"We're educators. We don't work for the I.N.S.," said one teacher.

When an award-winning journalist recently revealed he’s an illegal immigrant, two of the key players in his tale turned out to be educators who helped keep his secret. It’s the kind of story teachers and principals scattered across the country know well.

With some 11 million illegal immigrants in the U.S., educators increasingly find themselves caught between their obligation to educate each child and conflicting guidance, or simply no direction at all, about whether to help such students beyond the classroom.

Law officers and lawmakers in some states want schools to help spot illegal immigrants. Federal authorities remind school officials that every child is entitled to an education. National education groups echo that but recommend that schools avoid getting involved when it comes to students’ citizenship issues.

Ultimately, the adults in each classroom have to decide for themselves how far they will go.

Rich Fischer and Pat Hyland were school administrators in affluent Mountain View, Calif., home of Google and other tech companies, in 2000 as a young Filipino student named Jose Antonio Vargas was nearing graduation. He excelled in school but wasn’t going to college because of his residency status and the high cost.

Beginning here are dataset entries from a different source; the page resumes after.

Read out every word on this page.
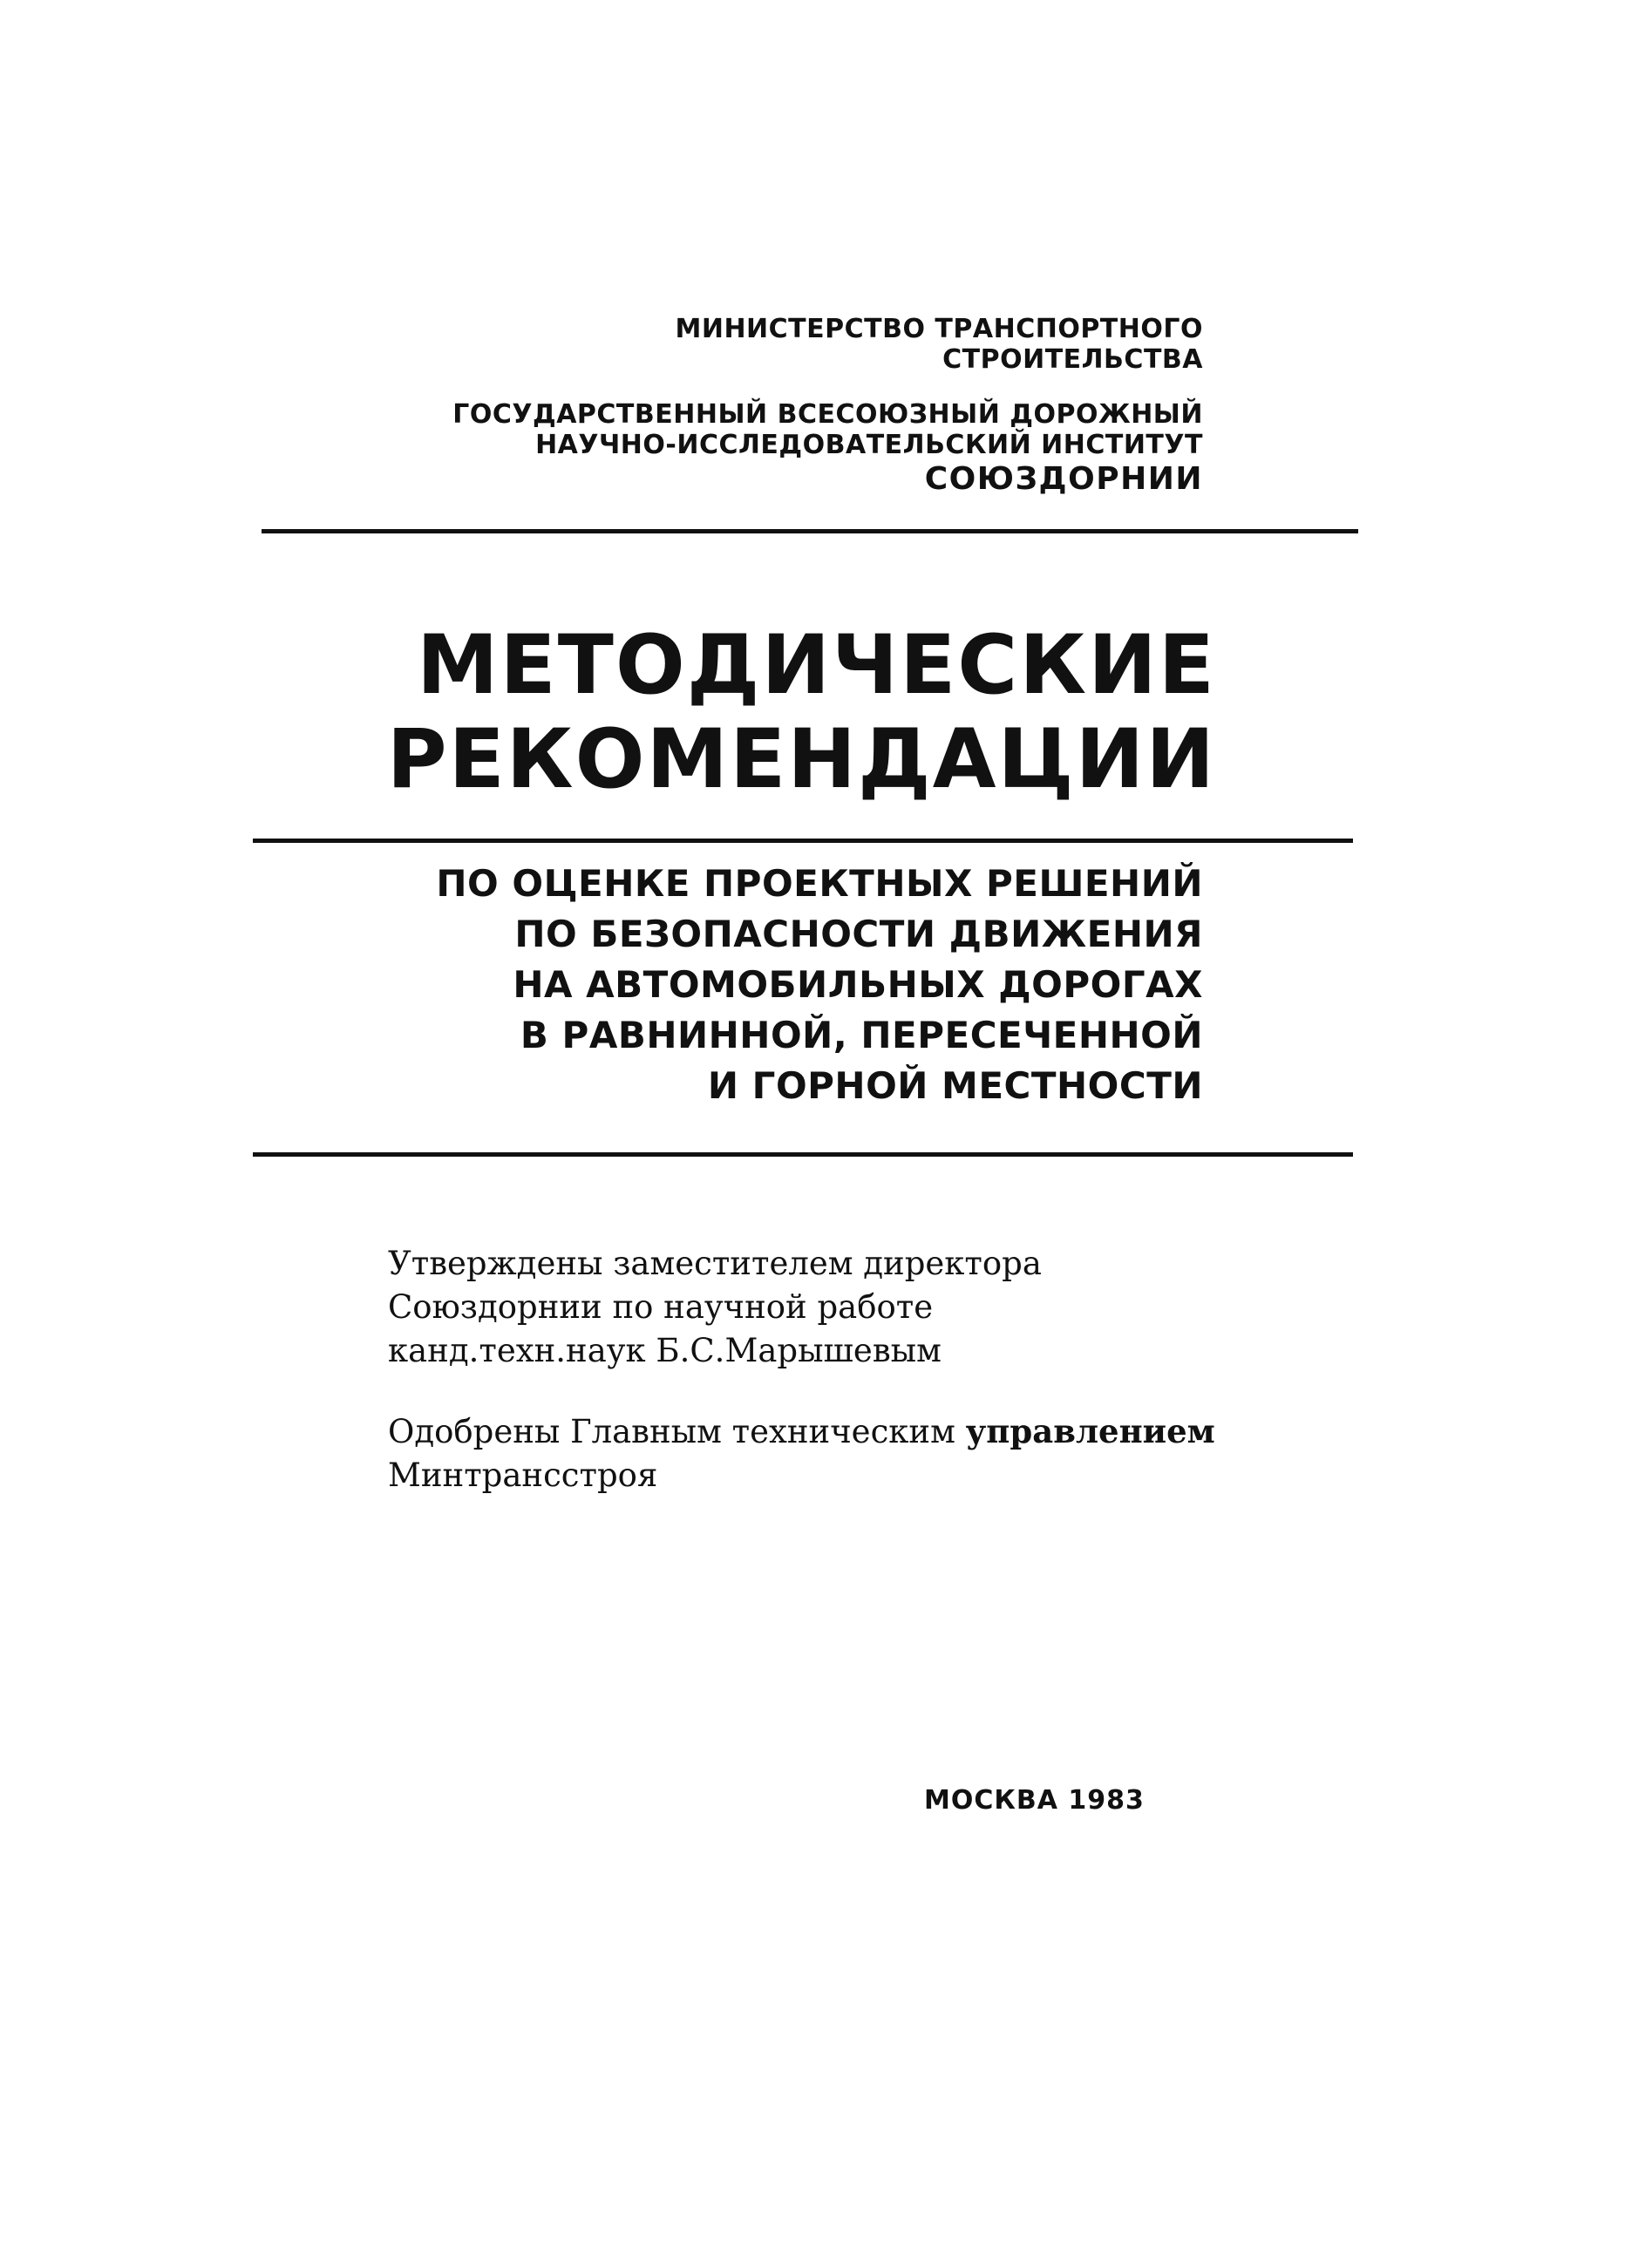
МИНИСТЕРСТВО ТРАНСПОРТНОГО
СТРОИТЕЛЬСТВА
ГОСУДАРСТВЕННЫЙ ВСЕСОЮЗНЫЙ ДОРОЖНЫЙ
НАУЧНО-ИССЛЕДОВАТЕЛЬСКИЙ ИНСТИТУТ
СОЮЗДОРНИИ
МЕТОДИЧЕСКИЕ
РЕКОМЕНДАЦИИ
ПО ОЦЕНКЕ ПРОЕКТНЫХ РЕШЕНИЙ
ПО БЕЗОПАСНОСТИ ДВИЖЕНИЯ
НА АВТОМОБИЛЬНЫХ ДОРОГАХ
В РАВНИННОЙ, ПЕРЕСЕЧЕННОЙ
И ГОРНОЙ МЕСТНОСТИ
Утверждены заместителем директора
Союздорнии по научной работе
канд.техн.наук Б.С.Марышевым
Одобрены Главным техническим управлением
Минтрансстроя
МОСКВА 1983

“We’re educators. We don’t work for the I.N.S.,” Fischer, now retired as school superintendent, told the Associated Press, adding that teachers across the country face the same issues more and more.

“Actually, I think if you put a number to it, I think it would look epidemic and tragic.”

Fischer and Hyland considered adopting Vargas, and eventually found him a scholarship to San Francisco State University. Vargas was a college standout, eventually landing an internship and then a full-time job at the Washington Post, getting the internship after Fischer, Hyland and others helped him get a driver’s license.

“I’m not really sure if I could have made it without them,” Vargas, part of a team of Post journalists who won a 2008 Pulitzer Prize for their coverage of the Virginia Tech massacre, told the AP.

Hyland, who was the principal at Mountain View High School when Vargas was there, said the help she provided was “sort of humanitarian, in my mind.”

She has helped other illegal immigrants find a way to college. Many stop short, though, out of fear, she said.

“It’s a conundrum. … What are we doing to help this child survive and help this child reach his or her potential?” she said. “Educators are stuck in that position. We are sort of an underground support network for a lot of kids who come to us.”

Hyland and Fischer said they’re not overly concerned about legal consequences from helping Vargas.